Abidjan, Pantai Gading (AP) – Pantai Gading Selasa mengumumkan bahwa pasukan Prancis akan meninggalkan negara itu setelah satu dekade kehadiran militer. Negara Afrika terbaru yang mengurangi hubungan militer dengan bekas kekuasaan kolonialnya.
Presiden Pantai Gading Alasne Outtara Penarikan akan dimulai pada Januari 2025. Prancis memiliki 600 tentara di Pantai Gading.
“Kami telah memutuskan penarikan pasukan Prancis di Pantai Gading secara terkoordinasi dan terorganisir,” katanya, seraya menambahkan bahwa batalion infanteri militer di Port Buet, yang diawaki oleh tentara Prancis, akan diserahkan kepada pasukan Pantai Gading.
Berita tepercaya dan kesenangan sehari-hari, langsung ke kotak masuk Anda
Lihat sendiri — Yodel adalah sumber berita, hiburan, dan cerita menyenangkan harian Anda.
Pengumuman Ouattara ini mengikuti jejak para pemimpin lain di Afrika Barat, tempat militer Prancis diminta untuk pergi. Para analis menggambarkan permintaan pasukan Prancis untuk meninggalkan Afrika sebagai bagian dari transformasi struktural yang lebih luas dalam hubungan kawasan dengan Paris.
Perancis juga menghadapi kemunduran serupa dalam beberapa tahun terakhir di beberapa negara Afrika Barat, termasuk Chad, Niger dan Burkina Faso, dimana pasukan Perancis yang telah berada di lapangan selama bertahun-tahun telah diusir.
Beberapa negara Afrika Barat, termasuk Mali, Burkina Faso, dan Niger yang dilanda kudeta, baru-baru ini meminta Prancis untuk pergi. Yang terbaru adalah Senegal, dan Chad, dianggap sebagai mitra Perancis yang paling stabil dan setia di Afrika
Penurunan hubungan militer terjadi ketika Perancis berupaya untuk menghidupkan kembali pengaruh politik dan militernya yang melemah di benua tersebut dengan mengembangkan strategi militer baru yang akan secara signifikan mengurangi kehadiran pasukan permanennya di Afrika.
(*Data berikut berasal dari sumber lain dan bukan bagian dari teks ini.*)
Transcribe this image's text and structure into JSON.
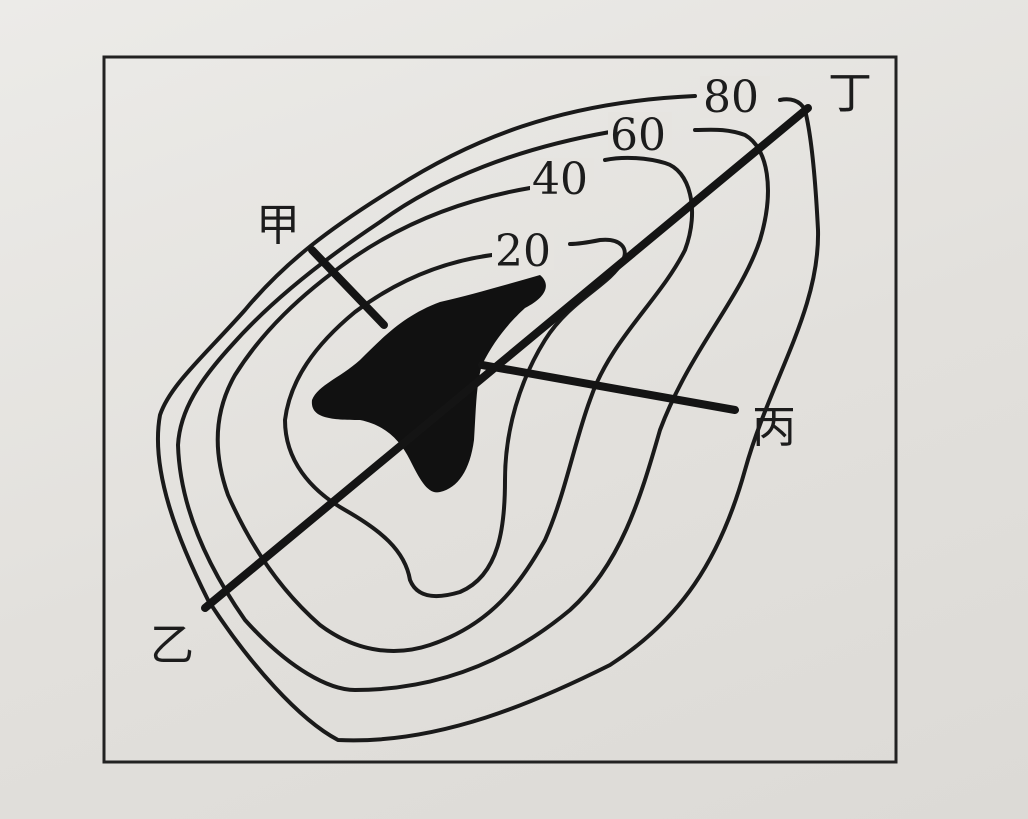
{
  "map": {
    "points": {
      "jia": "甲",
      "yi": "乙",
      "bing": "丙",
      "ding": "丁"
    },
    "contours": [
      {
        "label": "20"
      },
      {
        "label": "40"
      },
      {
        "label": "60"
      },
      {
        "label": "80"
      }
    ],
    "colors": {
      "ink": "#1a1a1a",
      "background": "#e6e4e0"
    }
  }
}
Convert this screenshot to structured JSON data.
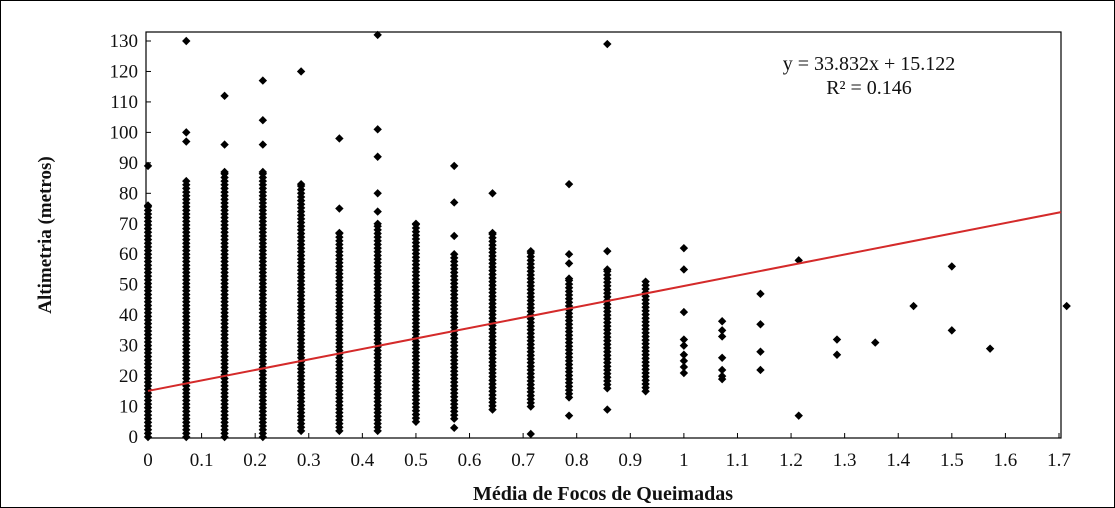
{
  "chart_data": {
    "type": "scatter",
    "title": "",
    "xlabel": "Média de Focos de Queimadas",
    "ylabel": "Altimetria  (metros)",
    "xlim": [
      0,
      1.7
    ],
    "ylim": [
      0,
      130
    ],
    "x_ticks": [
      "0",
      "0.1",
      "0.2",
      "0.3",
      "0.4",
      "0.5",
      "0.6",
      "0.7",
      "0.8",
      "0.9",
      "1",
      "1.1",
      "1.2",
      "1.3",
      "1.4",
      "1.5",
      "1.6",
      "1.7"
    ],
    "y_ticks": [
      "0",
      "10",
      "20",
      "30",
      "40",
      "50",
      "60",
      "70",
      "80",
      "90",
      "100",
      "110",
      "120",
      "130"
    ],
    "grid": false,
    "marker": "diamond",
    "marker_color": "#000000",
    "trendline": {
      "slope": 33.832,
      "intercept": 15.122,
      "color": "#d42a2a",
      "equation_label": "y = 33.832x + 15.122",
      "r2_label": "R² = 0.146"
    },
    "columns": [
      {
        "x": 0,
        "dense_range": [
          0,
          76
        ],
        "extra": [
          89
        ]
      },
      {
        "x": 0.0714,
        "dense_range": [
          0,
          84
        ],
        "extra": [
          97,
          100,
          130
        ]
      },
      {
        "x": 0.1429,
        "dense_range": [
          0,
          87
        ],
        "extra": [
          96,
          112
        ]
      },
      {
        "x": 0.2143,
        "dense_range": [
          0,
          87
        ],
        "extra": [
          96,
          104,
          117
        ]
      },
      {
        "x": 0.2857,
        "dense_range": [
          2,
          83
        ],
        "extra": [
          120
        ]
      },
      {
        "x": 0.3571,
        "dense_range": [
          2,
          67
        ],
        "extra": [
          75,
          98
        ]
      },
      {
        "x": 0.4286,
        "dense_range": [
          2,
          70
        ],
        "extra": [
          74,
          80,
          92,
          101,
          132
        ]
      },
      {
        "x": 0.5,
        "dense_range": [
          5,
          70
        ],
        "extra": []
      },
      {
        "x": 0.5714,
        "dense_range": [
          6,
          60
        ],
        "extra": [
          3,
          66,
          77,
          89
        ]
      },
      {
        "x": 0.6429,
        "dense_range": [
          9,
          67
        ],
        "extra": [
          80
        ]
      },
      {
        "x": 0.7143,
        "dense_range": [
          10,
          61
        ],
        "extra": [
          1
        ]
      },
      {
        "x": 0.7857,
        "dense_range": [
          13,
          52
        ],
        "extra": [
          7,
          57,
          60,
          83
        ]
      },
      {
        "x": 0.8571,
        "dense_range": [
          16,
          55
        ],
        "extra": [
          9,
          61,
          129
        ]
      },
      {
        "x": 0.9286,
        "dense_range": [
          15,
          51
        ],
        "extra": []
      }
    ],
    "sparse_points": [
      {
        "x": 1.0,
        "y": 62
      },
      {
        "x": 1.0,
        "y": 55
      },
      {
        "x": 1.0,
        "y": 41
      },
      {
        "x": 1.0,
        "y": 32
      },
      {
        "x": 1.0,
        "y": 30
      },
      {
        "x": 1.0,
        "y": 27
      },
      {
        "x": 1.0,
        "y": 25
      },
      {
        "x": 1.0,
        "y": 23
      },
      {
        "x": 1.0,
        "y": 21
      },
      {
        "x": 1.0714,
        "y": 38
      },
      {
        "x": 1.0714,
        "y": 35
      },
      {
        "x": 1.0714,
        "y": 33
      },
      {
        "x": 1.0714,
        "y": 26
      },
      {
        "x": 1.0714,
        "y": 22
      },
      {
        "x": 1.0714,
        "y": 20
      },
      {
        "x": 1.0714,
        "y": 19
      },
      {
        "x": 1.1429,
        "y": 47
      },
      {
        "x": 1.1429,
        "y": 37
      },
      {
        "x": 1.1429,
        "y": 28
      },
      {
        "x": 1.1429,
        "y": 22
      },
      {
        "x": 1.2143,
        "y": 58
      },
      {
        "x": 1.2143,
        "y": 7
      },
      {
        "x": 1.2857,
        "y": 32
      },
      {
        "x": 1.2857,
        "y": 27
      },
      {
        "x": 1.3571,
        "y": 31
      },
      {
        "x": 1.4286,
        "y": 43
      },
      {
        "x": 1.5,
        "y": 56
      },
      {
        "x": 1.5,
        "y": 35
      },
      {
        "x": 1.5714,
        "y": 29
      },
      {
        "x": 1.7143,
        "y": 43
      }
    ]
  }
}
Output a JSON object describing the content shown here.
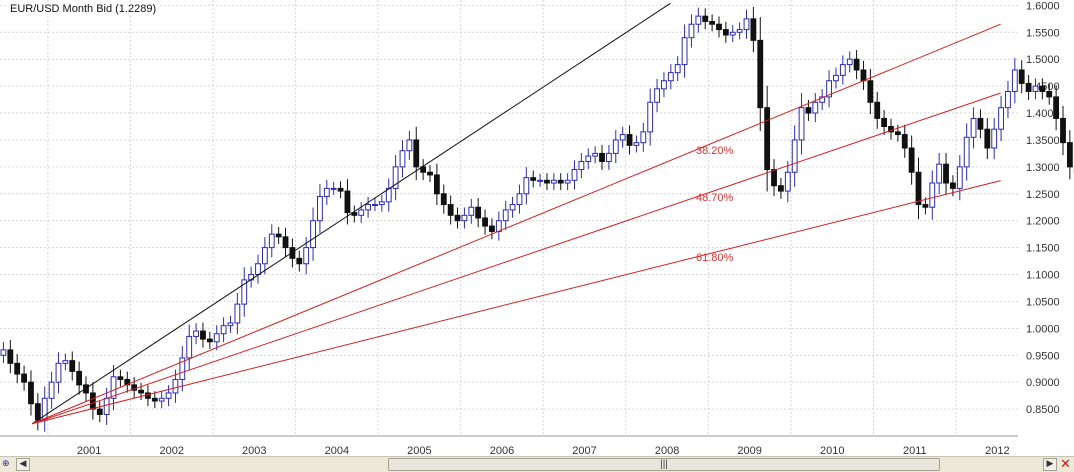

Sejak berakhirnya pemerintahan kolonial, Prancis kini telah diusir dari lebih dari 70% negara Afrika yang memiliki kehadiran militer. Prancis tetap berada di Djibouti dengan 1.500 tentara dan 350 di Gabon.
Para analis menggambarkan perkembangan tersebut sebagai bagian dari transformasi struktural yang lebih luas dari keterlibatan kawasan dengan Paris di tengah meningkatnya sentimen lokal terhadap Perancis. Terutama di negara-negara yang dilanda kudeta.
Setelah pengusiran pasukan Prancis, para pemimpin militer Niger, Mali dan Burkina Faso bergerak lebih dekat ke Rusia, yang memiliki pasukan tentara bayaran di seluruh Sahel. Mereka yang dituduh melakukan penyiksaan terhadap warga sipil.
Namun, Situasi keamanan telah memburuk Di negara-negara ini, serangan ekstremis dan kematian warga sipil baik dari kelompok bersenjata maupun pasukan pemerintah sedang meningkat.